From:                                         Paul M Martin <paulmmartin46@gmail.com>

Sent:                                           Friday, June 7, 2019 5:50 AM

To:                                               RPS, DOER (ENE)

Subject:                                     Comments re: proposed rule changes

Attachments:                          IPCC-2018-report-summary-for-policymakers.docx; Manomet_Biomass_Report_ExecutiveSummary_June2010.pdf

 

Paul M. Martin

46 Oxford Street

Springfield, MA  01108

413-737-4471

Response to Proposed Changes to RPS Class 1 part A &B: Woody Biomass

When the Regional Greenhouse Gas Initiative (RGGI) was first written in 2005, the inclusion of woody biomass as a category in the Renewable Portfolio Standard (RPS) was a naïve error in the understanding of the timeframe within which the problem of greenhouse gases needed to be solved.  At that time, the simple thought that trees can be re-grown must have seemed enough to justify woody biomass as a “renewable” fuel source for energy generation. 

Then in 2010, Massachusetts DOER commissioned a study by the Manomet Center for Conservation Sciences.  References to Manomet in the following are from the Executive Summary of the Biomass Sustainability and Carbon Policy Study published by Manomet in June 2010.  Manomet took into account that burning a tree in an industrial furnace might take a matter of minutes and growing a replacement tree would take 20 to 40 years; thus at the beginning of the cycle, the generator is emitting CO2 into the atmosphere that will not be reabsorbed by new growth for many years.  The study compared this cycle of emissions and re-capture of CO2 with generation by several different fossil fuels which have no means of re-capturing the CO2.  Coal and natural gas for generating electricity are the only ones relevant to this discussion.

The first thing to note in the comparison is that using woody biomass to generate electricity is much less efficient any fossil fuel.  Manomet refers to this excess CO2 emission as the “carbon debt” of using wood rather than a fossil fuel to generate a given amount of power.  Manomet found that generating electricity from woody biomass as fuel repays the debt compared to coal after 21 years of generation along with a faithful program of re-planting trees.  However, electricity generation using fossil fuels in Massachusetts has already transitioned from coal to natural gas, a much cheaper and more efficient fuel.  The Manomet reports states on page 7 “When biomass is assumed to replace natural gas electric capacity, carbon debts are still not paid off after 90 years.”  That is to say: for almost the first century of operation, generation by woody biomass will produce MORE CO2 than would natural gas for an equivalent amount of electric power!  The only reasonable conclusion from this is that woody biomass is NOT in any realistic, practical, effective way a renewable fuel.

But it gets worse.  In 2018 the Intergovernmental Panel on Climate Change (IPCC) published a study titled Global Warming of 1.5⁰C.  References here are from the Summary for Policymakers part of that document.  This report carefully documents:  

1) the current status of close to 1⁰C of warming above the historical average,

2) the risks associated with an increase beyond 1.5⁰C and

3) an analysis of pathways to limit warming to that 1.5⁰C goal. 
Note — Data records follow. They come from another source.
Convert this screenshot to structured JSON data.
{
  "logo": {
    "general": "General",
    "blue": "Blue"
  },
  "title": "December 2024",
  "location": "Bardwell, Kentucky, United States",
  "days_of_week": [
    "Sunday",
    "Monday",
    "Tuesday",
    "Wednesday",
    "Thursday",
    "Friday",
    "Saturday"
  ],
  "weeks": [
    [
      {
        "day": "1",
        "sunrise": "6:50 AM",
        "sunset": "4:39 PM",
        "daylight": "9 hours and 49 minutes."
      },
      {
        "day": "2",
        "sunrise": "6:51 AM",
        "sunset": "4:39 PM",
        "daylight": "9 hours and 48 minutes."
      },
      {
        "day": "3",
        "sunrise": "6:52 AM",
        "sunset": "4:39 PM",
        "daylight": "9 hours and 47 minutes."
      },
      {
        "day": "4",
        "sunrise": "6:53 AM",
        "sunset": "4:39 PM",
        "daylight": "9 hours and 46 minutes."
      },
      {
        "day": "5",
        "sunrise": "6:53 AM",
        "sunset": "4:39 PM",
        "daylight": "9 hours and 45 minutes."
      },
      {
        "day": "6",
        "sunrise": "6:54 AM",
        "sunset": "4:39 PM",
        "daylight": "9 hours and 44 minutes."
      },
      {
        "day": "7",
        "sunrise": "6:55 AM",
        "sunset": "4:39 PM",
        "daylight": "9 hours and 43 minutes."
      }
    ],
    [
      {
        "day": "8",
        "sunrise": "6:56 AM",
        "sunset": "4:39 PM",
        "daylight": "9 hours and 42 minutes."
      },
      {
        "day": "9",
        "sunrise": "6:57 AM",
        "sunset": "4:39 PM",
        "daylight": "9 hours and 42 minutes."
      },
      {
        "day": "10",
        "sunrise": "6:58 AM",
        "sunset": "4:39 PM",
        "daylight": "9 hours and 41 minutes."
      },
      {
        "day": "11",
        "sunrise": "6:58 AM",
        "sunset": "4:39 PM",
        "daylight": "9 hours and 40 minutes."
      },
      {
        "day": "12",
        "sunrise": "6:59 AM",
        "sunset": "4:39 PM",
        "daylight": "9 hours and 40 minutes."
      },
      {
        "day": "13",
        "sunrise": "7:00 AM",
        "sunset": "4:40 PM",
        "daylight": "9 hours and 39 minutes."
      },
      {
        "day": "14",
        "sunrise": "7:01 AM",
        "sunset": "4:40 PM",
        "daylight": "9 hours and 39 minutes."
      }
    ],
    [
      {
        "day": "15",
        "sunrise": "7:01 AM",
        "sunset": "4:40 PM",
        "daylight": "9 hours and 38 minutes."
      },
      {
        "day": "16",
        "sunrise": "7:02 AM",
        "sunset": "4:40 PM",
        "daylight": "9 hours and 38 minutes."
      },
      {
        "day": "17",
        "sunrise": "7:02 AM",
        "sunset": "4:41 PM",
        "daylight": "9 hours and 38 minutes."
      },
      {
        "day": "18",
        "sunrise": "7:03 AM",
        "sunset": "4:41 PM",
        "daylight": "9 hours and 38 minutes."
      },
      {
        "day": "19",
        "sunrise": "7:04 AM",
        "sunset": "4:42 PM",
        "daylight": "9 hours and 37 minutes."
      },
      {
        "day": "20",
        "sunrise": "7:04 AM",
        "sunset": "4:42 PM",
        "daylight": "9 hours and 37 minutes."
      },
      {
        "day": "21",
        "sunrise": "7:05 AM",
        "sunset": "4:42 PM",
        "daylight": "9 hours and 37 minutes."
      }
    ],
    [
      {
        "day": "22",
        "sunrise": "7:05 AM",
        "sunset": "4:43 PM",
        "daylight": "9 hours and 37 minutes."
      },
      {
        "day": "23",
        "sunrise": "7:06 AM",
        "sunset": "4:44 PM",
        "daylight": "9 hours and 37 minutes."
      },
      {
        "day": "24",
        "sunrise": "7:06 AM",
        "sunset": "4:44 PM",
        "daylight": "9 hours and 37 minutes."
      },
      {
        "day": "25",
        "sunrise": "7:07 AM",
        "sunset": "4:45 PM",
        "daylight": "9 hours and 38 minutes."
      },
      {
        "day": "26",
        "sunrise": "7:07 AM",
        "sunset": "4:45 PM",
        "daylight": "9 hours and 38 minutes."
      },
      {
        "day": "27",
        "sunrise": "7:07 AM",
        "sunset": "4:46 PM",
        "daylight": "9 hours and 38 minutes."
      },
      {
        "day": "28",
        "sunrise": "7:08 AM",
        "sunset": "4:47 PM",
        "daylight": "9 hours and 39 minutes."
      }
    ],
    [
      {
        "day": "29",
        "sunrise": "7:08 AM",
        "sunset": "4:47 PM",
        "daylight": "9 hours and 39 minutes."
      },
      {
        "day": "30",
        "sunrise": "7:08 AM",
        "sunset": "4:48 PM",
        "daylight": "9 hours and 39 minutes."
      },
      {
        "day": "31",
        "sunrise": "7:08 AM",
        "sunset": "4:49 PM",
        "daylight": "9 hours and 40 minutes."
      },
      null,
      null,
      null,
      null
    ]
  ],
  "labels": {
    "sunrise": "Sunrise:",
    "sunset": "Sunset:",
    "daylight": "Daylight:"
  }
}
From page 14 of the IPCC report “In model pathways with no or limited overshoot of 1.5⁰C, global net anthropogenic CO2 emissions decline by about 45% from 2010 levels by 2030”.  The analysis calls for continued reductions until net zero emissions are achieved by 2050: 31 years from now.  And this goal would not even reverse the recently increasing power of storms, extent of wildfires, recurrence of floods in some regions and droughts in others.  It is only an attempt to stabilize our climate at a level somewhat worse than the current situation as global average temperature increases from 1 to 1.5⁰C above the historical average. 

With this in mind, it should be clear that any method of energy generation that puts more carbon into the atmosphere than currently operating fossil fuel plants should not qualify for a subsidy via Renewable Energy Credits (RECs).  This error in judgement of including woody biomass power generation as eligible for RECs may not have been foreseeable by the authors of the RGGI agreement in 2005, but it should have been corrected after the publication of the Manomet study in 2010.  Now in 2019 after publication of the IPCC report, the continued presence of woody biomass as a fuel qualifying for RECs is a travesty. 

Those RECs are financed by charges on electric bills across Massachusetts making this not only a travesty, but an insult to the ratepayers of this state.  Diverting those funds into an activity that is now known with a high degree of certainty to put the lives and property of those ratepayers at greater risk than other possible uses of the funds is irresponsible at best, malfeasance at worst.

While it may take a change in law by the legislature to completely eliminate woody biomass from the RPS, any proposed rule change by the DOER should be designed to make it MORE difficult for a generator to receive RECs by using that fuel.  The proposed changes to eliminate capacity requirements, lessen the administrative burden, and lower the efficiency standards are wrong and should be rejected.